The Mayor’s Office stated, “Some streets will be converted to walking and cycling only, with others restricted to all traffic apart from buses, as part of the Mayor’s latest bold Streetspace measures. Streets between London Bridge and Shoreditch, Euston and Waterloo and Old Street and Holborn may be limited to buses, pedestrians and cyclists to help boost safe and sustainable travel as our city starts to gradually emerge from national Covid-19 restrictions. Access for emergency services and disabled people will be maintained, but deliveries on some streets may need to be made outside of congestion charging hours. Waterloo Bridge and London Bridge may be restricted to people walking, cycling and buses only, with pavements widened to enable people to safely travel between busy railway stations and their workplaces. TfL is looking into providing Zero Emission Capable taxis with access to both these bridges, and other areas where traffic is restricted.” (2)
What was Sadiq Khan’s motivation? It appears that he and his office saw what the rest of us saw: the stark contrast between the pollution in London prior to lockdown and the clean air after lockdown. “Following the Government announcement of coronavirus related travel restrictions, traffic levels on TfL roads fell by as much as 60 per cent and harmful nitrogen dioxide was down by around 50 per cent on some of London’s busiest roads.”
Now that traffic and pollution are starting to rise again does he believe that this is the moment when a different world is within our grasp? Has he reached out to grab it while he can?

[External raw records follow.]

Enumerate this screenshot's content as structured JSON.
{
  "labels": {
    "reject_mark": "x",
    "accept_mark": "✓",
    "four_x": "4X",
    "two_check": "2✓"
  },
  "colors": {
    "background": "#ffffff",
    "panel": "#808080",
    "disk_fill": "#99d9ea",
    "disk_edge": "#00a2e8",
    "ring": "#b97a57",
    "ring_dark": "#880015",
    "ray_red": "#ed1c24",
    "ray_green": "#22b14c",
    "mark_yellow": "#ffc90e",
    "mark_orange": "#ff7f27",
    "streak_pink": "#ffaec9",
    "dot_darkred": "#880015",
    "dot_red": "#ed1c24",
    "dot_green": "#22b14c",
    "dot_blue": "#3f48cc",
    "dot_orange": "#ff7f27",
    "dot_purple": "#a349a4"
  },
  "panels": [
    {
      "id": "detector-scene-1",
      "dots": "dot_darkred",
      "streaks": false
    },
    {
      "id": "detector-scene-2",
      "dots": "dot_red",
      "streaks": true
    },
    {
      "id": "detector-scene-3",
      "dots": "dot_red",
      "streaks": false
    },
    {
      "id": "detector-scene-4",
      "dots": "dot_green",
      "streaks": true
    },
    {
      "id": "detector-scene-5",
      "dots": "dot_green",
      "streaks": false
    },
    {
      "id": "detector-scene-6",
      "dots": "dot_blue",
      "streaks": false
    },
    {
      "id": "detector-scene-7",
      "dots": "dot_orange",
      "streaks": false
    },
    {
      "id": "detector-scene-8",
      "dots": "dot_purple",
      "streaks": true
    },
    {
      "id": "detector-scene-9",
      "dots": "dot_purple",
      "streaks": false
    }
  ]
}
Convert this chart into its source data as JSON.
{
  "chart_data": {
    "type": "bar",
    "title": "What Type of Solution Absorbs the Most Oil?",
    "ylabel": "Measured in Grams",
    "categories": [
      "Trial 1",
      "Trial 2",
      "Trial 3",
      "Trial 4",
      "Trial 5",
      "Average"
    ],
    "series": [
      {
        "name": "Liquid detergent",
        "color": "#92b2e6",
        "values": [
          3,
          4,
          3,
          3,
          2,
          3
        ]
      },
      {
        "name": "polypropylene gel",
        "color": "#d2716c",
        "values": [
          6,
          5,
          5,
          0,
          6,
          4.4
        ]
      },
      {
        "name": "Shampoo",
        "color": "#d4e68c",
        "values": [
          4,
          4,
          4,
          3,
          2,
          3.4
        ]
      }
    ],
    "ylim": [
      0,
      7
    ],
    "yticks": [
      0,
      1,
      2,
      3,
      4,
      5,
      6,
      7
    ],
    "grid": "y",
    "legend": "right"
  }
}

His decision could finally reverse the long-term dominance of the car. Since the 1950s, the previously unstoppable rise in automobile ownership has made many of our cities almost unliveable, destroying streetscapes, scarring our built environment, creating uncrossable divides between communities, and drowning us all in pollution and noise. Suddenly, this is now seen to be the mistake that it surely was.
Even better news is that Sadiq Khan is not the only leader to be responding in this way to opportunity thrown up by coronavirus. Worldwide, from Milan to Montreal, from Bogota to Mexico, administrations are seizing the moment to improve the air quality and environment of their cities by encouraging pedestrians and cyclists and discouraging cars. (3)
Could it be that birdsong, clear skies and clean air will continue to be a feature of urban life even after Covid? Only if we stop using our cars and and get on the bus.